映画祭だけではないカンヌの魅力
カンヌは映画祭の開催地として有名ですが、他にも様々な魅力を持っています。欧州の小都市であるカンヌから日本の地域が学べることはなんでしょうか?(エド)
南仏に位置するコートダジュールにはニース、モナコ、カンヌといった都市があり、毎年何百万人もの観光客が訪れる世界でも有数の観光エリアです。中でもカンヌは、映画祭の開催地として有名ですが、カンヌでは住民が積極的に関わって、観光振興も含めた市の取り組みを進めていることや、アウトドアスポーツ都市No.1を目指していることなどはあまり知られていません。

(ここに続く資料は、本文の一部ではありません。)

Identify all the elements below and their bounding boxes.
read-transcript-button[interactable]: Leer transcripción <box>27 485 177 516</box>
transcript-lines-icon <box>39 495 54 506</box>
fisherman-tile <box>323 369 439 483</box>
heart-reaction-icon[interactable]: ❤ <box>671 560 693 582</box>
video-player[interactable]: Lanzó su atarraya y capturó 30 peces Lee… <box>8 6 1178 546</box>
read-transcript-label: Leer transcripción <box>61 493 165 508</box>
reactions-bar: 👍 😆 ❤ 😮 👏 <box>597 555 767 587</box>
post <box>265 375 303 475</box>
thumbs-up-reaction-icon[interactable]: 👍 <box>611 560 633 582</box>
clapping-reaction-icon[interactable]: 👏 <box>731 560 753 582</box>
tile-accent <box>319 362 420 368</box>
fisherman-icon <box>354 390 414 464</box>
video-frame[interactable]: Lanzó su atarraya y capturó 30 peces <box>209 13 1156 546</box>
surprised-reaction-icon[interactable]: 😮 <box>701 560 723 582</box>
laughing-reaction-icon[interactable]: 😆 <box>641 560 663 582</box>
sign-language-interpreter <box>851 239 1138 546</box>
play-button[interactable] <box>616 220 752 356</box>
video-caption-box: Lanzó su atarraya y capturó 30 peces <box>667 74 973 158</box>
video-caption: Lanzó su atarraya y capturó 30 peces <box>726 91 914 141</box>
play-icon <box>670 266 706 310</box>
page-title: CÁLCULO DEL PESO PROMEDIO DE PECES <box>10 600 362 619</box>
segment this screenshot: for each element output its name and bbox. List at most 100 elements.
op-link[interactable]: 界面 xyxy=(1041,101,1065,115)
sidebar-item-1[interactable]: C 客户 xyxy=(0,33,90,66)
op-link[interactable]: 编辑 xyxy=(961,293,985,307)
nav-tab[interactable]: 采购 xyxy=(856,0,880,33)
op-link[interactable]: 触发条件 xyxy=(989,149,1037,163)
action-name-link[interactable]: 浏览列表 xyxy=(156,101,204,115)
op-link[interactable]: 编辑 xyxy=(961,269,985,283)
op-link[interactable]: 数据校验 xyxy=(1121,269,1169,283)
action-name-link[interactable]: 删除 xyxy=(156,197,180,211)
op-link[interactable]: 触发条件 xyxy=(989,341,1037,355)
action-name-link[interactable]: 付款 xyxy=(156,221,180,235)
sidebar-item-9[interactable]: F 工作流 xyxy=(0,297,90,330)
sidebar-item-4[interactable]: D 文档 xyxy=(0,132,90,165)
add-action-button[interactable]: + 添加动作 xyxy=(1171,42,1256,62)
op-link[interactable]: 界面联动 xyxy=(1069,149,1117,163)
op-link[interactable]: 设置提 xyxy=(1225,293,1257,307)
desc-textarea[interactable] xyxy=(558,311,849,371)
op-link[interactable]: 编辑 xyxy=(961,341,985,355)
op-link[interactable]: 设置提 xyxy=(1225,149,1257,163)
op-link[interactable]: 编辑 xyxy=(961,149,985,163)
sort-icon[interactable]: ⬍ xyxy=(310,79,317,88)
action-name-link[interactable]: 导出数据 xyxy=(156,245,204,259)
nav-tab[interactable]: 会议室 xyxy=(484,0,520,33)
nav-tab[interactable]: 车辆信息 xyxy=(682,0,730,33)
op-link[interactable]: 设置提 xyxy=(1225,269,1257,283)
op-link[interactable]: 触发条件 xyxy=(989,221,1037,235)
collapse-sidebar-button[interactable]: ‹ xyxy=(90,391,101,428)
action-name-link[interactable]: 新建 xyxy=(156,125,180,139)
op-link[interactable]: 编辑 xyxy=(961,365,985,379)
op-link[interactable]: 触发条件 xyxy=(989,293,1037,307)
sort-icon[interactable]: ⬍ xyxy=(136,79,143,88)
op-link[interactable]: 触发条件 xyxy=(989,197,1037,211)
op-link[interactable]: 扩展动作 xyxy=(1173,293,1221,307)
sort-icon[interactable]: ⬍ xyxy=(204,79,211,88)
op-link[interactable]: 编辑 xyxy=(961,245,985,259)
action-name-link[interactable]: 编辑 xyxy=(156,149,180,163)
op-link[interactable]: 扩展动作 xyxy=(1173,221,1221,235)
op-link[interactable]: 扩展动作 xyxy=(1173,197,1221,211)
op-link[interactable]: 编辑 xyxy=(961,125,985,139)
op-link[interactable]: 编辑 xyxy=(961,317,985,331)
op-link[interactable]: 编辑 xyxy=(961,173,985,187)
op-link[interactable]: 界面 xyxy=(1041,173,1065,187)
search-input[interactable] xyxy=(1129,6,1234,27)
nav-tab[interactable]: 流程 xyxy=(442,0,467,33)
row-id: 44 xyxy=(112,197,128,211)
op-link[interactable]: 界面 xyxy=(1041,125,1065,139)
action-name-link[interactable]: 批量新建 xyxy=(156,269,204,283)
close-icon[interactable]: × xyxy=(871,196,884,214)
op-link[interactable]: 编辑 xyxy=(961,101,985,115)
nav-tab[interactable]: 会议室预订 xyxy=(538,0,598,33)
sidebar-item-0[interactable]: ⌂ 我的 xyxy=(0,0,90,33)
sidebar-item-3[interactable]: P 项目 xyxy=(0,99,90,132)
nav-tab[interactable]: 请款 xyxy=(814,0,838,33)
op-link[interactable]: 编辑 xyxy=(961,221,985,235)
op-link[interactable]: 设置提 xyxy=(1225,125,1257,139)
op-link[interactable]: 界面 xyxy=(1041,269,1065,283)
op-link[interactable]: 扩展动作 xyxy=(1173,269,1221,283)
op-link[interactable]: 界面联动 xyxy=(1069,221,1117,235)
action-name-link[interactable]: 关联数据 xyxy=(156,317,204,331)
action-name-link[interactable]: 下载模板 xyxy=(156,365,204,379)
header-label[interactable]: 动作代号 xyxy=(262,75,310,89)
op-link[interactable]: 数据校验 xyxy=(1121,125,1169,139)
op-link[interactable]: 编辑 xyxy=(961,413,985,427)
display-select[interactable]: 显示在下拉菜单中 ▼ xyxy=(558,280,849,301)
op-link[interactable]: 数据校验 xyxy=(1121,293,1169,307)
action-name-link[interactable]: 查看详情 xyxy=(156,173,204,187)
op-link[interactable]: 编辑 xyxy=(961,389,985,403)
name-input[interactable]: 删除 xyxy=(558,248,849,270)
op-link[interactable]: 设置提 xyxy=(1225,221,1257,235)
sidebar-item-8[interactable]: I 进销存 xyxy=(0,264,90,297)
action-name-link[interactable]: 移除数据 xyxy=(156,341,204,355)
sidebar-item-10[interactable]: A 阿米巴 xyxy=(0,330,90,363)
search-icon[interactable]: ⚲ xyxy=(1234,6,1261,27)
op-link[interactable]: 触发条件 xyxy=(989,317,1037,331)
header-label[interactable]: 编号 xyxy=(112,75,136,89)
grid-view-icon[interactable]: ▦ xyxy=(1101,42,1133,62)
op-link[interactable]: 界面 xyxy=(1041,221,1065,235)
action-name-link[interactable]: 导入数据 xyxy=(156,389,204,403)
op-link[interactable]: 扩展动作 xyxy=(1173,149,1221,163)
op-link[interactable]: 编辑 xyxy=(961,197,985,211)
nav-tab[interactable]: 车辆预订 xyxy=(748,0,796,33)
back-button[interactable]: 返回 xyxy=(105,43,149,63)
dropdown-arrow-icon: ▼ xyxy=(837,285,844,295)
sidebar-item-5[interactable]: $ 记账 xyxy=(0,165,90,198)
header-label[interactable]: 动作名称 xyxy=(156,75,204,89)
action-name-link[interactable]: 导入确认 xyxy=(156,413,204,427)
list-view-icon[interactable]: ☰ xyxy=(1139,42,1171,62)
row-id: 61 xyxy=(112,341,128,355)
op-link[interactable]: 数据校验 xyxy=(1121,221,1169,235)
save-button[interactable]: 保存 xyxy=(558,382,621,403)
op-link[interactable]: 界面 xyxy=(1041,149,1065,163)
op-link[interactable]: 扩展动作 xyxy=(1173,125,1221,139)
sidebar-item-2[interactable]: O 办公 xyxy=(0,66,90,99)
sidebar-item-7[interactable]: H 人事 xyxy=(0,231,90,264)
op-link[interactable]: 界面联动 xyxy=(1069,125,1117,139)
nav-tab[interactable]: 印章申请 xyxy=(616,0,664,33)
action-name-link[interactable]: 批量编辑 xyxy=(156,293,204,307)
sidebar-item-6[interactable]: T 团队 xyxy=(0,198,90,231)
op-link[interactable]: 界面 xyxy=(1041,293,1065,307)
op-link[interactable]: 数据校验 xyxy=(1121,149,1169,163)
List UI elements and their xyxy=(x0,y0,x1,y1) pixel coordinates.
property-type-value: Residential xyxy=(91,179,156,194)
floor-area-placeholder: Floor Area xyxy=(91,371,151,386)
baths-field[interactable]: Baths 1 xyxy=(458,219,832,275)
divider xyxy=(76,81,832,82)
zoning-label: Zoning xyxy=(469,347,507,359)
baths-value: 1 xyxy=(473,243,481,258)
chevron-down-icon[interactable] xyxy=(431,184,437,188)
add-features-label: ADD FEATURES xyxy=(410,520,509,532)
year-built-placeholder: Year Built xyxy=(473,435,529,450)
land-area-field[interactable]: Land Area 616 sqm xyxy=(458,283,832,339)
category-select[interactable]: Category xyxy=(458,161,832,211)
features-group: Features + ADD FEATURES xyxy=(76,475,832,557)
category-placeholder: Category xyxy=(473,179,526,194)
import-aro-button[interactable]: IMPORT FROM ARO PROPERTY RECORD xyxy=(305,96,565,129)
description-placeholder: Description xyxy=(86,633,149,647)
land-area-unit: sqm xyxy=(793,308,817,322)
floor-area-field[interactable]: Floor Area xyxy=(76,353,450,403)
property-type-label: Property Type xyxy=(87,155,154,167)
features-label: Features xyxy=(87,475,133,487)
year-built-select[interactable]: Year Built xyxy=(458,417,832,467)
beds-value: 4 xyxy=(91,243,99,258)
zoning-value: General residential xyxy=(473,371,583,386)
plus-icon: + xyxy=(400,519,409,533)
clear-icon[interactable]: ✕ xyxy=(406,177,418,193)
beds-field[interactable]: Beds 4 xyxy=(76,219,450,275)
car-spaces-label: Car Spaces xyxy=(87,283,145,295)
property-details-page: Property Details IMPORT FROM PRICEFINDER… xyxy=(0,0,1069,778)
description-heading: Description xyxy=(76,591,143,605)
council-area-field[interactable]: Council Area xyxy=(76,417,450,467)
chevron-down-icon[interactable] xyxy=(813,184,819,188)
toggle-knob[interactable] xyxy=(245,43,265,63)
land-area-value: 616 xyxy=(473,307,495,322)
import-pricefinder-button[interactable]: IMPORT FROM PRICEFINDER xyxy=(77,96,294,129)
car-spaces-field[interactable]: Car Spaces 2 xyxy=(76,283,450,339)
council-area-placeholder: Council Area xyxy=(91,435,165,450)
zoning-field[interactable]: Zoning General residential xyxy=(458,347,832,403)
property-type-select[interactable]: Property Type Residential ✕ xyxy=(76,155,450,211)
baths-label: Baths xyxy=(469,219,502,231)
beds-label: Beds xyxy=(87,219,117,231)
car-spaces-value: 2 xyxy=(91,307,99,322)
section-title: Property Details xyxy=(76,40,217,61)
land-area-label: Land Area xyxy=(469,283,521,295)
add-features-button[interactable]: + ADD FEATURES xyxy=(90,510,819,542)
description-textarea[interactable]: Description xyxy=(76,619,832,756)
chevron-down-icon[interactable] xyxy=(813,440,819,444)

カンヌは19世紀の半ばにイギリスの首相であったヘンリー卿が別荘を建てるまで、ありふれた南仏の田舎町でしたが、その後多くの貴族が別荘を持つようになり、高級な別荘地として徐々にその存在が知られるようになりました。
世界的にも、その名が知られるようになったのは、1946年にフランス政府が映画祭の開催地としてカンヌを選んだことからです。カンヌ映画祭は第二次大戦後、初めてのフランスにおける国際的な文化イベントとして注目され、大きく報道されました。以降、1947年と1950年を除き、現在まで毎年、継続的に開催され“スターの街”としてのイメージが定着しました。
しかし、カンヌの魅力はそれだけではありません。近隣に多くのゴルフ場を持つゴルファーのメッカとしての顔や、毎年多くの国際イベントや会議が開催されるフランス第二のMICE都市としての顔など、様々な側面を持っています。
2017年には、さらに新しい魅力が付け加わる予定です。1つ目はBoccacabanaと呼ばれる5.2kmに及ぶ遊歩道の整備です。緑地や休憩所、スポーツ、ピクニックエリアなどがあり、誰でもがアウトドアライフを楽しめ、カンヌが目指す“アウトドアスポーツNo.1都市” プロジェクトの実現を大きく後押しするものとして期待が集まっています。
2つ目はフランスで初となる市主体のテロ対策です。「観光都市として、市民や旅行者に安全・安心を提供することは不可欠である」とし、市独自の活動として5年間で500万ユーロの予算を設け、イベント会場や通学時間帯の通学路、港湾施設などの警備強化や繁華街への防犯カメラの設置、各学校と警察を繋ぐホットラインの設置など、インフラ整備も含めた取り組みを進めています。
3つめは6月にオープン予定の“ライブラリー・メディアセンター”です。児童、青少年、成人向けに分かれた図書エリアやマルチメディアスペース、スタディルーム、セミナールームなどを兼ね揃えた大きなメディア施設の建設は、映画だけではない、文化的なイメージをカンヌに付加すると考えられます。
このような観光振興も含めた市の計画を立てるにあたり、カンヌでは市民との話し合いの場も重要視されています。2017年初めに開催された市と市民の会議には、住民の3%にあたる2,500名が参加し、市と市民が一体となってより魅力的な街を創って行こうという、住民の市政に対する関心の高さがうかがわれました。
この50年間ほどの期間で、カンヌは年間190万人が訪れる観光地に成長しました(2013年)。しかし、カンヌの魅力は、映画祭のイメージだけに頼ることなく、常に新しい可能性を探し、実現し続けていること、また、そこに行政だけでなく市民も積極的に関わっていることから形作られているのではないでしょうか。フランスの小都市、カンヌの挑戦から日本の都市や町が学べることは多そうです。